気になる症状と病気

鼻血

数か月前からよく鼻血が出ます。最近は寝ている間にでるようで布団や枕に血がつくこともあります起きているときは10分程度で鼻血は止まるのですが、心配です。原因は何でしょうか。

回答者

瀬尾 達
瀬尾クリニック院長

まず、お子さんに限らず、いわゆる鼻血は「鼻粘膜の破綻」により生じると定義されています。

では、どうして破綻するのでしょうか。
子どもの鼻血は、鼻中隔という鼻柱の粘膜が破綻して、出血することがほとんどです。
この場所はキーゼルバッハ部位と言い、鼻の入り口から約1㎝の鼻中隔の前下方に位置します。
そこは粘膜下を血管が網目状に集まっている血液の豊富な場所で、子どもが指を入れて鼻をいじると、ちょうど指先が当たる位置のため、出血しやすいのです。
特に就寝時などは、子どもが無意識に鼻全体を触ったり、寝返りをうった際など、鼻に軽く当たる程度の軽い刺激でも、子どもの鼻粘膜は薄いため、直接指を入れなくても傷ついて出血したりします。
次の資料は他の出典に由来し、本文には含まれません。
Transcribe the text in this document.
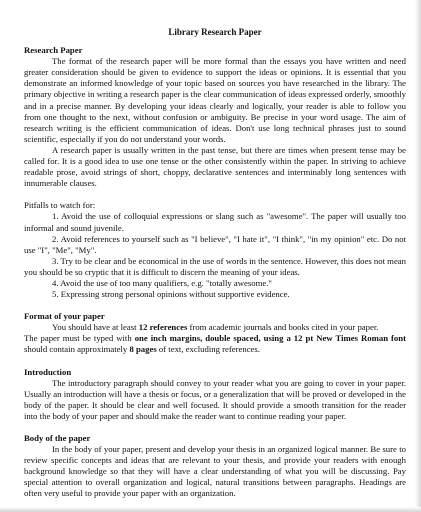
Library Research Paper
Research Paper

The format of the research paper will be more formal than the essays you have written and need greater consideration should be given to evidence to support the ideas or opinions. It is essential that you demonstrate an informed knowledge of your topic based on sources you have researched in the library. The primary objective in writing a research paper is the clear communication of ideas expressed orderly, smoothly and in a precise manner. By developing your ideas clearly and logically, your reader is able to follow you from one thought to the next, without confusion or ambiguity. Be precise in your word usage. The aim of research writing is the efficient communication of ideas. Don't use long technical phrases just to sound scientific, especially if you do not understand your words.

A research paper is usually written in the past tense, but there are times when present tense may be called for. It is a good idea to use one tense or the other consistently within the paper. In striving to achieve readable prose, avoid strings of short, choppy, declarative sentences and interminably long sentences with innumerable clauses.

Pitfalls to watch for:

1. Avoid the use of colloquial expressions or slang such as "awesome". The paper will usually too informal and sound juvenile.

2. Avoid references to yourself such as "I believe", "I hate it", "I think", "in my opinion" etc. Do not use "I", "Me", "My".

3. Try to be clear and be economical in the use of words in the sentence. However, this does not mean you should be so cryptic that it is difficult to discern the meaning of your ideas.

4. Avoid the use of too many qualifiers, e.g. "totally awesome."

5. Expressing strong personal opinions without supportive evidence.

Format of your paper

You should have at least 12 references from academic journals and books cited in your paper.

The paper must be typed with one inch margins, double spaced, using a 12 pt New Times Roman font should contain approximately 8 pages of text, excluding references.

Introduction

The introductory paragraph should convey to your reader what you are going to cover in your paper. Usually an introduction will have a thesis or focus, or a generalization that will be proved or developed in the body of the paper. It should be clear and well focused. It should provide a smooth transition for the reader into the body of your paper and should make the reader want to continue reading your paper.

Body of the paper

In the body of your paper, present and develop your thesis in an organized logical manner. Be sure to review specific concepts and ideas that are relevant to your thesis, and provide your readers with enough background knowledge so that they will have a clear understanding of what you will be discussing. Pay special attention to overall organization and logical, natural transitions between paragraphs. Headings are often very useful to provide your paper with an organization.
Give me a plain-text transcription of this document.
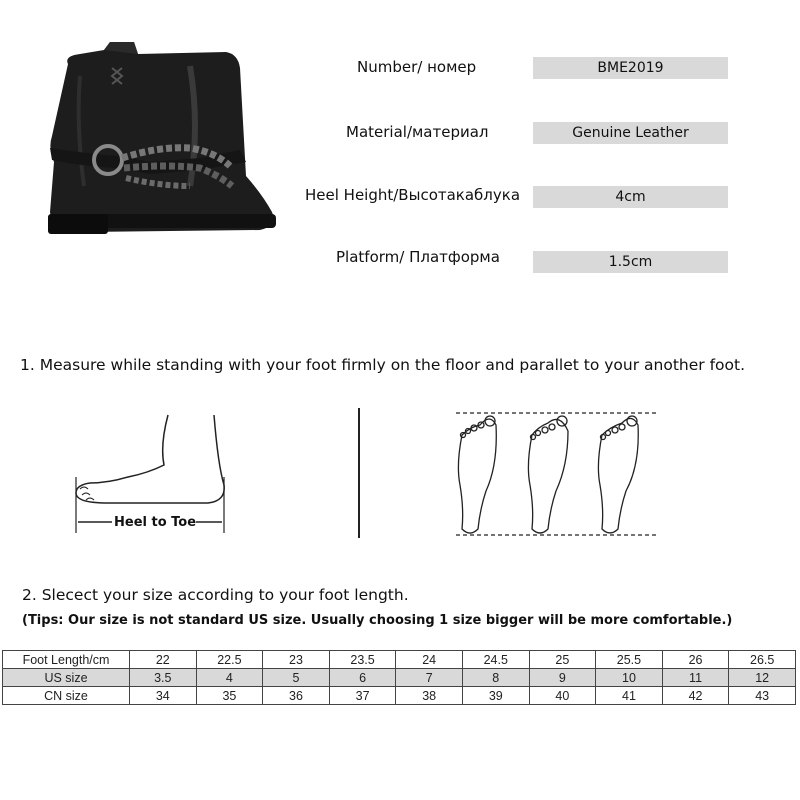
Number/ номер	BME2019
Material/материал	Genuine Leather
Heel Height/Высотакаблука	4cm
Platform/ Платформа	1.5cm
1. Measure while standing with your foot firmly on the floor and parallet to your another foot.
Heel to Toe
2. Slecect your size according to your foot length.
(Tips: Our size is not standard US size. Usually choosing 1 size bigger will be more comfortable.)
Foot Length/cm	22	22.5	23	23.5	24	24.5	25	25.5	26	26.5
US size	3.5	4	5	6	7	8	9	10	11	12
CN size	34	35	36	37	38	39	40	41	42	43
この場合、かえって傷つける恐れがあるので、ティッシュペーパーを鼻の中に入れたりせず、鼻柱をつまむようにして安静にしていれば、10分程度で止血することがほとんどです。
しかし、いったん出血すると傷がついた粘膜にかさぶたがつきます。
それが気になり、触ってしまうことで、出血を何度も繰り返します。
同様のことは、子どもが、アレルギー性鼻炎や副鼻腔炎などの病気を合併している場合にも起きます。

したがって、たとえ鼻血を繰り返していても、ご質問者のお子さんのように短時間で止まる場合は、他の病気によるものである可能性は極めて低いと考えられます。
逆に、鼻をつまんで適切に止血を試みても、1時間以上の長時間出血が続く場合は、まれに血液疾患や遺伝的な基礎疾患が隠れている可能性があるので、詳しい診察を受けることをおすすめします。